Доктор Золенски очень добрый человек, это сразу видно по глазам. Никогда не осуждает. Иногда задает вопросы, но большей частью просто слушает, зажав бороду в кулаке и склонив набок лысую бугристую голову. Его кабинет расположен в Беверли-Хиллз и сплошь уставлен книгами — от пола и до потолка. После того как меня бросил Бретт, я ходила сюда регулярно, каждую неделю, и даже представить не могла, что со временем книг окажется еще больше. А вот сейчас вижу, что по углам выросло несколько новых стопок.

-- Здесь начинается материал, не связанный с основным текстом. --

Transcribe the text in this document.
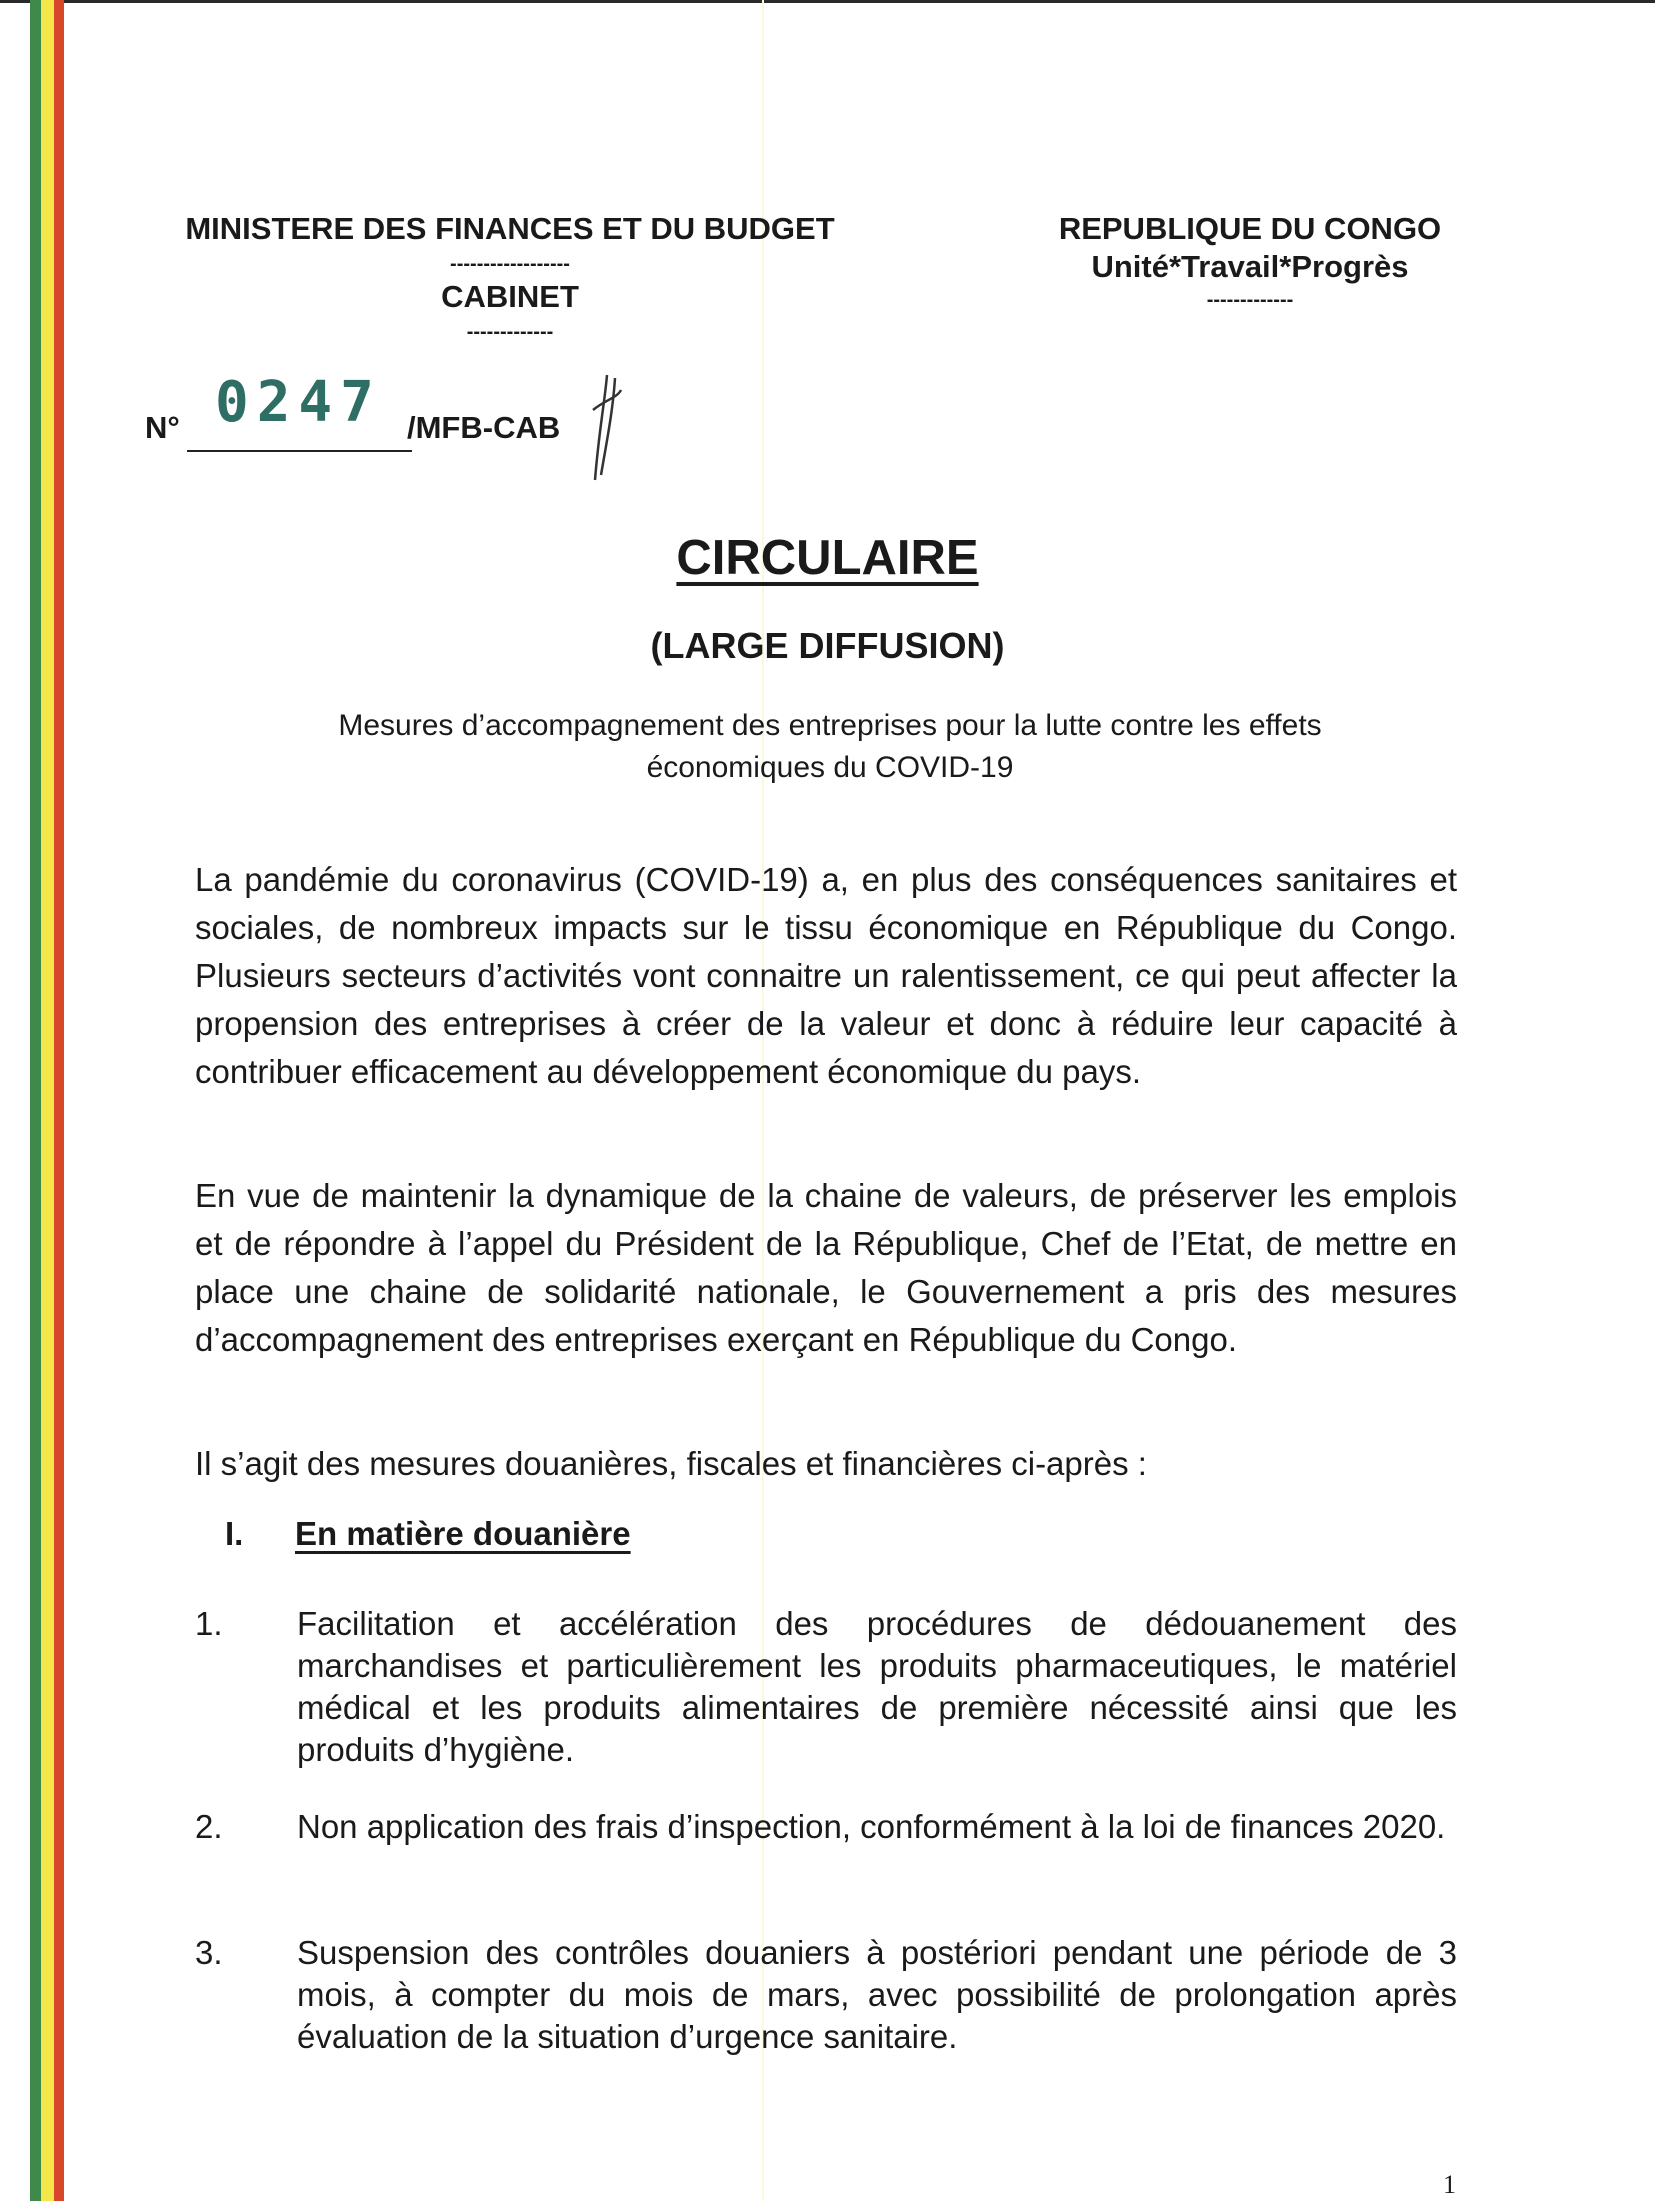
MINISTERE DES FINANCES ET DU BUDGET
------------------
CABINET
-------------
REPUBLIQUE DU CONGO
Unité*Travail*Progrès
-------------
N° 0247 /MFB-CAB
CIRCULAIRE
(LARGE DIFFUSION)
Mesures d’accompagnement des entreprises pour la lutte contre les effets économiques du COVID-19
La pandémie du coronavirus (COVID-19) a, en plus des conséquences sanitaires et sociales, de nombreux impacts sur le tissu économique en République du Congo. Plusieurs secteurs d’activités vont connaitre un ralentissement, ce qui peut affecter la propension des entreprises à créer de la valeur et donc à réduire leur capacité à contribuer efficacement au développement économique du pays.
En vue de maintenir la dynamique de la chaine de valeurs, de préserver les emplois et de répondre à l’appel du Président de la République, Chef de l’Etat, de mettre en place une chaine de solidarité nationale, le Gouvernement a pris des mesures d’accompagnement des entreprises exerçant en République du Congo.
Il s’agit des mesures douanières, fiscales et financières ci-après :
I. En matière douanière
1. Facilitation et accélération des procédures de dédouanement des marchandises et particulièrement les produits pharmaceutiques, le matériel médical et les produits alimentaires de première nécessité ainsi que les produits d’hygiène.
2. Non application des frais d’inspection, conformément à la loi de finances 2020.
3. Suspension des contrôles douaniers à postériori pendant une période de 3 mois, à compter du mois de mars, avec possibilité de prolongation après évaluation de la situation d’urgence sanitaire.
1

— Вы все еще его любите? — спрашивает Золенски.
— Кого, Бретта или Адама?
— Скажите сами, — мимоходом замечает он.
— Люблю Адама, своего мужа. Должна любить мужа.
— Должны?
— Но он же мой муж. Разумеется, я должна его любить.
— Понятно, — произносит Золенски и запускает в бороду карандаш. С улицы доносится свист дождевальной установки: садовники поливают газон перед зданием. — И что же, по-вашему, спровоцировало близость с бывшим мужем?
— Не знаю, — честно признаюсь я и тяжело вздыхаю. — Уже миллион раз задавала себе этот вопрос. Переполняли чувства. Умер папа. Похороны. Интервью Лидии.
— Интервью Лидии?
— Да, с него-то и началась катастрофа. Жизнь вышла из-под контроля и покатилась под откос.
— Расскажите о тех событиях, которые привели к встрече с Бреттом. — Доктор возвращает к фактам, и я начинаю с того, как прочитала статью и спросила себя, могли папа действительно нас не любить. Совсем расстроилась. Потом поехала за Тэкери и оказалась в окружении безжалостных репортеров. Упала, едва не потеряла сознание. Бретт спас, привез к себе, в тихую, спокойную квартиру с цветущим деревом, из ветвей которого блестящими черными глазками смотрела птичка…
— Наверное, просто не выдержала испытаний, — заключаю я. — Непростительная, ужасная ошибка.
— Понятно, — снова произносит доктор. Вспоминаю, что он и раньше часто повторял это слово. — А как складывается секс с мужем?
— Это важно? — тут же съеживаюсь я. Не люблю рассуждать о сексе.
— Зигмунд Фрейд считал, что сексуальное удовлетворение является залогом эмоционального благополучия, — серьезно поясняет доктор.
— До появления Бретта я была абсолютно счастлива с Адамом. Надеялась, что нашла голливудский «счастливый конец», — рассказываю я. — После всех испытаний с Бреттом можно считать, что Адам послан в ответ на молитвы.
Смотрю на доктора Золенски. Он выглядит задумчивым, как обычно. Понимаю, что изменить ситуацию чудесным образом ему вряд ли удастся, но по крайней мере он обладает профессиональной проницательностью. Доктор откашливается и пьет воду из высокого узкого стакана. Дождевальные установки за окном выключаются, и с улицы доносится шум машин.
— Дело в том, что голливудские благополучные финалы возникли не на пустом месте, — спокойно заявляет он. — Еще со времен древних греков любой рассказ требовал убедительного окончания. Все романы и фильмы построены по определенному принципу. Непременно присутствует кульминация, а за кульминацией следует развязка, в которой все сюжетные линии, обстоятельства и переживания героев прилежно упаковываются в подарочную бумагу. Жизнь, к сожалению, устроена совсем иначе. Структура и организация в ней отсутствуют, да и сцену расплаты редко увидишь. Жизнь запутанна, беспорядочна и непонятна.
— Моя-то уж точно, — подтверждаю я.
Он снова откашливается и сурово смотрит в глаза:
— У жителей Голливуда существует серьезная проблема, с которой постоянно приходится сталкиваться в работе. Дело в том, что здесь все действительно ждут счастливого голливудского конца. Вы не одиноки, Перл. Даже не поверите, как много режиссеров и продюсеров пытаются жить в соответствии с теми идеалами, которые они воплощают в своих фильмах. Да, в этом городе свои сложности. Его обитатели попадают в одну и ту же ловушку. Надо вести себя осторожно и осмотрительно, потому что реальная жизнь отличается от жизни в кино. Давайте попробуем вернуть ситуацию на землю. Позвольте задать несколько вопросов о вашем муже. Чем именно он вас привлек?